52,3% de participation
En 2011, plus de 2,4 millions de femmes de 50 à 74 ans ont passé une mammographie dans le cadre du programme de dépistage organisé du cancer du sein. La participation nationale atteignait ainsi 52,3%. "Si certains départements dépassent les 60%, l'objectif de 70% est encore loin", note toutefois Corinne Allioux, présidente de l'Association des coordinateurs du dépistage (Acorde) dans l'éditorial du Bulletin épidémiologique hebdomadaire (Beh).

Certaines femmes, pourtant éligibles au dépistage organisé, se tournent vers le dépistage individuel. Les spécialistes estiment qu'elles seraient 10%. D'après une enquête menée en 2010 par l'Institut national du cancer (INCa) auprès de 3.240 femmes et publiée par le Beh, "55% des femmes ayant bénéficié d'un dépistage individuel pensaient à tort se situer dans le dépistage organisé".

10 % de surdiagnostic
L'efficacité et les éventuels inconvénients de ce dépistage sont régulièrement mis en question.

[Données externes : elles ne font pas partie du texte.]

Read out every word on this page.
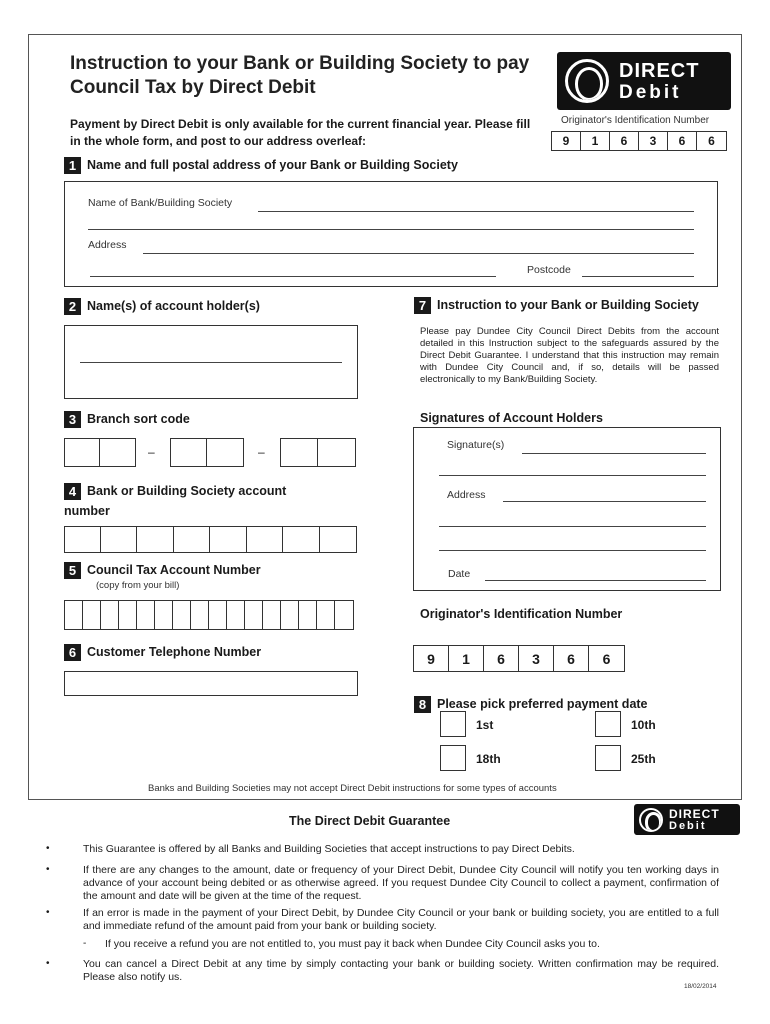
Instruction to your Bank or Building Society to pay Council Tax by Direct Debit
Payment by Direct Debit is only available for the current financial year. Please fill in the whole form, and post to our address overleaf:
DIRECT
Debit
Originator's Identification Number
9	1	6	3	6	6
1 Name and full postal address of your Bank or Building Society
Name of Bank/Building Society
Address
Postcode
2 Name(s) of account holder(s)
3 Branch sort code
–	–
4 Bank or Building Society account number
5 Council Tax Account Number
(copy from your bill)
6 Customer Telephone Number
7 Instruction to your Bank or Building Society
Please pay Dundee City Council Direct Debits from the account detailed in this Instruction subject to the safeguards assured by the Direct Debit Guarantee. I understand that this instruction may remain with Dundee City Council and, if so, details will be passed electronically to my Bank/Building Society.
Signatures of Account Holders
Signature(s)
Address
Date
Originator's Identification Number
9	1	6	3	6	6
8 Please pick preferred payment date
1st	10th
18th	25th
Banks and Building Societies may not accept Direct Debit instructions for some types of accounts
The Direct Debit Guarantee
DIRECT
Debit
•	This Guarantee is offered by all Banks and Building Societies that accept instructions to pay Direct Debits.
•	If there are any changes to the amount, date or frequency of your Direct Debit, Dundee City Council will notify you ten working days in advance of your account being debited or as otherwise agreed. If you request Dundee City Council to collect a payment, confirmation of the amount and date will be given at the time of the request.
•	If an error is made in the payment of your Direct Debit, by Dundee City Council or your bank or building society, you are entitled to a full and immediate refund of the amount paid from your bank or building society.
- If you receive a refund you are not entitled to, you must pay it back when Dundee City Council asks you to.
•	You can cancel a Direct Debit at any time by simply contacting your bank or building society. Written confirmation may be required. Please also notify us.
18/02/2014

L'UFC-Que choisir "interpelle les pouvoirs publics pour garantir le droit des femmes à choisir librement et de manière éclairée de se faire ou non dépister". Selon le magazine, "la communication (du dépistage organisé) minore les risques alors même qu'il détecte trop souvent des tumeurs qui n'auraient jamais évolué et conduit dans certains cas à de lourds traitements inutiles".

Pourtant, le surdiagnostic est estimé à "seulement" 10%. Et, en comparaison, les bénéfices du dépistage semblent supérieurs. "Les essais randomisés montrent une baisse de 21% de la mortalité par cancer du sein suite à l'invitation au dépistage", soulignent,dans le Beh, Stephen W.Duffy du Wolfson Institute of Preventive Medicine de Londres et Eugenio Paci de la Clinical and descriptive epidemiology Unit de Florence.

Leur conclusion est sans appel : "Diagnostiquer la maladie à un stade précoce et assurer un traitement de qualité fondé sur des preuves sont deux facteurs clés pour lutter contre le cancer du sein". Ce cancer, rappelons-le, reste la première cause de mortalité par cancers chez la femme en France. C'est aussi le plus fréquent. En 2010, plus de 52.500 nouveaux cas de cancer du sein ont été dépistés. Chaque année, ils sont à l'origine de plus de 10.000 décès.

Sources : Beh, 26 septembre 2012. UFC-Que Choisir, 26 septembre 2012. Ministère des affaires sociales et de la santé, INCa, Institut de veille sanitaire, 26 septembre 2012.